Job Description
This is a remote position.
Position Overview
We are seeking a highly skilled
MLOps Engineer
with deep expertise in the
Databricks
ecosystem to join our data team for a critical 6-month initiative. In this role, you will bridge the gap between Data Science and Data Engineering, focusing on automating, scaling, and managing the end-to-end lifecycle of our machine learning models.
The ideal candidate will have a strong foundation in software engineering and production-grade DevOps practices, specifically optimized for machine learning pipelines (MLOps) within cloud-native Databricks environments.
Key Responsibilities
- Pipeline Automation:
Design, build, and maintain robust CI/CD and MLOps pipelines for machine learning model training, evaluation, deployment, and batch/real-time scoring using Databricks Jobs and Workflows.
- Model Lifecycle Management:
Implement and manage experiment tracking, model registration, versioning, and environment promotion policies using
MLflow
and
Unity Catalog
.
- Infrastructure \& Optimization:
Optimize Databricks clusters and computational workloads for ML training and inference to ensure both cost-efficiency and high performance.
- Data \& Feature Engineering:
Collaborate with data engineers to build and maintain scalable feature pipelines utilizing Databricks Feature Store / Delta Lake.
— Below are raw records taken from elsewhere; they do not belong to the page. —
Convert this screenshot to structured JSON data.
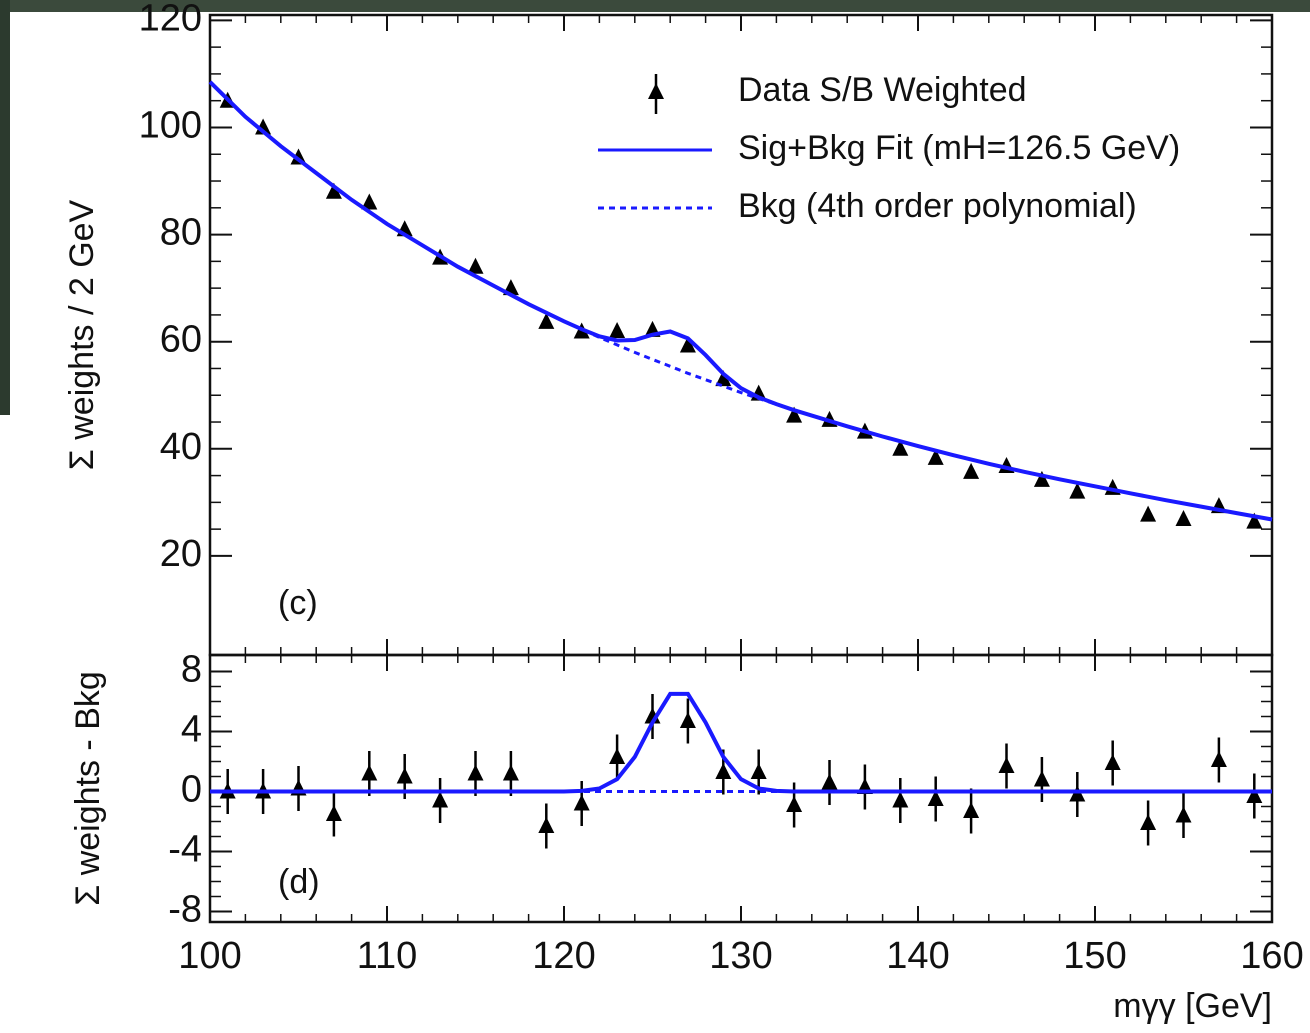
{
  "chart_data": [
    {
      "type": "scatter",
      "ylabel": "Σ weights / 2 GeV",
      "annotation": "(c)",
      "xlim": [
        100,
        160
      ],
      "xticks": [
        100,
        110,
        120,
        130,
        140,
        150,
        160
      ],
      "ylim": [
        1.5,
        121
      ],
      "yticks": [
        20,
        40,
        60,
        80,
        100,
        120
      ],
      "series": [
        {
          "name": "Data S/B Weighted",
          "color": "#000000",
          "x": [
            101,
            103,
            105,
            107,
            109,
            111,
            113,
            115,
            117,
            119,
            121,
            123,
            125,
            127,
            129,
            131,
            133,
            135,
            137,
            139,
            141,
            143,
            145,
            147,
            149,
            151,
            153,
            155,
            157,
            159
          ],
          "values": [
            105,
            100,
            94.4,
            88,
            86,
            81,
            75.7,
            74,
            70,
            63.7,
            61.9,
            62,
            62.2,
            59.3,
            53,
            50.3,
            46.2,
            45.4,
            43.2,
            40,
            38.3,
            35.7,
            36.8,
            34.2,
            32,
            32.7,
            27.7,
            26.9,
            29.3,
            26.4
          ]
        },
        {
          "name": "Sig+Bkg Fit (mH=126.5 GeV)",
          "color": "#1a1aff",
          "x": [
            100,
            102,
            104,
            106,
            108,
            110,
            112,
            114,
            116,
            118,
            120,
            121,
            122,
            123,
            124,
            125,
            126,
            127,
            128,
            129,
            130,
            131,
            132,
            133,
            134,
            136,
            138,
            140,
            142,
            144,
            146,
            148,
            150,
            152,
            154,
            156,
            158,
            160
          ],
          "values": [
            108.5,
            102,
            96.5,
            91.5,
            86.5,
            82,
            78,
            74,
            70.5,
            67,
            63.8,
            62.34,
            61,
            60.22,
            60.31,
            61.3,
            61.91,
            60.61,
            57.5,
            54.01,
            51.32,
            49.6,
            48.34,
            47.2,
            46.2,
            44.2,
            42.3,
            40.5,
            38.8,
            37.2,
            35.7,
            34.3,
            33,
            31.7,
            30.4,
            29.2,
            28,
            26.8
          ]
        },
        {
          "name": "Bkg (4th order polynomial)",
          "color": "#1a1aff",
          "dashed": true,
          "x": [
            100,
            102,
            104,
            106,
            108,
            110,
            112,
            114,
            116,
            118,
            120,
            121,
            122,
            123,
            124,
            125,
            126,
            127,
            128,
            129,
            130,
            131,
            132,
            133,
            134,
            136,
            138,
            140,
            142,
            144,
            146,
            148,
            150,
            152,
            154,
            156,
            158,
            160
          ],
          "values": [
            108.5,
            102,
            96.5,
            91.5,
            86.5,
            82,
            78,
            74,
            70.5,
            67,
            63.8,
            62.3,
            60.8,
            59.4,
            58,
            56.7,
            55.4,
            54.1,
            52.9,
            51.7,
            50.5,
            49.4,
            48.3,
            47.2,
            46.2,
            44.2,
            42.3,
            40.5,
            38.8,
            37.2,
            35.7,
            34.3,
            33,
            31.7,
            30.4,
            29.2,
            28,
            26.8
          ]
        }
      ]
    },
    {
      "type": "scatter",
      "ylabel": "Σ weights - Bkg",
      "annotation": "(d)",
      "xlabel": "mγγ [GeV]",
      "xlim": [
        100,
        160
      ],
      "xticks": [
        100,
        110,
        120,
        130,
        140,
        150,
        160
      ],
      "ylim": [
        -8.7,
        9.1
      ],
      "yticks": [
        8,
        4,
        0,
        -4,
        -8
      ],
      "series": [
        {
          "color": "#000000",
          "x": [
            101,
            103,
            105,
            107,
            109,
            111,
            113,
            115,
            117,
            119,
            121,
            123,
            125,
            127,
            129,
            131,
            133,
            135,
            137,
            139,
            141,
            143,
            145,
            147,
            149,
            151,
            153,
            155,
            157,
            159
          ],
          "values": [
            0,
            0,
            0.2,
            -1.5,
            1.2,
            1,
            -0.6,
            1.2,
            1.2,
            -2.3,
            -0.8,
            2.3,
            5,
            4.7,
            1.3,
            1.3,
            -0.9,
            0.6,
            0.3,
            -0.6,
            -0.5,
            -1.3,
            1.7,
            0.8,
            -0.2,
            1.9,
            -2.1,
            -1.6,
            2.1,
            -0.3
          ],
          "errors": [
            1.5,
            1.5,
            1.5,
            1.5,
            1.5,
            1.5,
            1.5,
            1.5,
            1.5,
            1.5,
            1.5,
            1.5,
            1.5,
            1.5,
            1.5,
            1.5,
            1.5,
            1.5,
            1.5,
            1.5,
            1.5,
            1.5,
            1.5,
            1.5,
            1.5,
            1.5,
            1.5,
            1.5,
            1.5,
            1.5
          ]
        },
        {
          "color": "#1a1aff",
          "x": [
            100,
            120,
            121,
            122,
            123,
            124,
            125,
            126,
            127,
            128,
            129,
            130,
            131,
            132,
            133,
            160
          ],
          "values": [
            0,
            0,
            0.04,
            0.2,
            0.82,
            2.31,
            4.6,
            6.51,
            6.51,
            4.6,
            2.31,
            0.82,
            0.2,
            0.04,
            0,
            0
          ]
        },
        {
          "color": "#1a1aff",
          "dashed": true,
          "x": [
            100,
            160
          ],
          "values": [
            0,
            0
          ]
        }
      ]
    }
  ]
}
- Monitoring \& Observability:
Establish proactive monitoring frameworks to track model performance, data drift, concept drift, and system health in production environments.
- Collaboration:
Partner closely with Data Scientists to transition proof-of-concept (PoC) code into scalable, production-ready ML products.
Requirements
Required Qualifications
- Experience:
6+ years of professional experience in Software Engineering, Data Engineering, or DevOps, with at least
3+ years dedicated to MLOps
.
- Databricks Mastery:
Hands-on experience architecting ML workflows within Databricks (including MLflow, Unity Catalog, Delta Lake, and Databricks Repos).
- Core Languages:
Advanced proficiency in
Python
and
SQL
. Strong skills in PySpark are highly desired.
- CI/CD \& DevOps:
Proven experience building automated deployment pipelines using tools such as GitHub Actions, GitLab CI, Jenkins, or Azure DevOps.
- Cloud Infrastructure:
Familiarity with major cloud environments (AWS, Azure, or GCP) and cloud data infrastructure.
- Education:
Bachelor’s degree in Computer Science, Data Science, Engineering, or equivalent practical experience.
Preferred (Nice-to-Have) Skills
- Active Databricks certifications (e.g.,
*Databricks Certified Machine Learning Professional* ).
- Experience with Infrastructure as Code (IaC) tools like Terraform.
- Familiarity with containerization (Docker, Kubernetes).
- Exposure to LLMOps or serving GenAI models on Databricks.
Why Work With Us?
- 100% Remote:
Enjoy the flexibility of a fully remote setup.
- Impactful Work:
Own a dedicated stream of work on high-priority ML initiatives over the next 6 months.
- Cutting-Edge Stack:
Work on modern, clean Databricks infrastructure.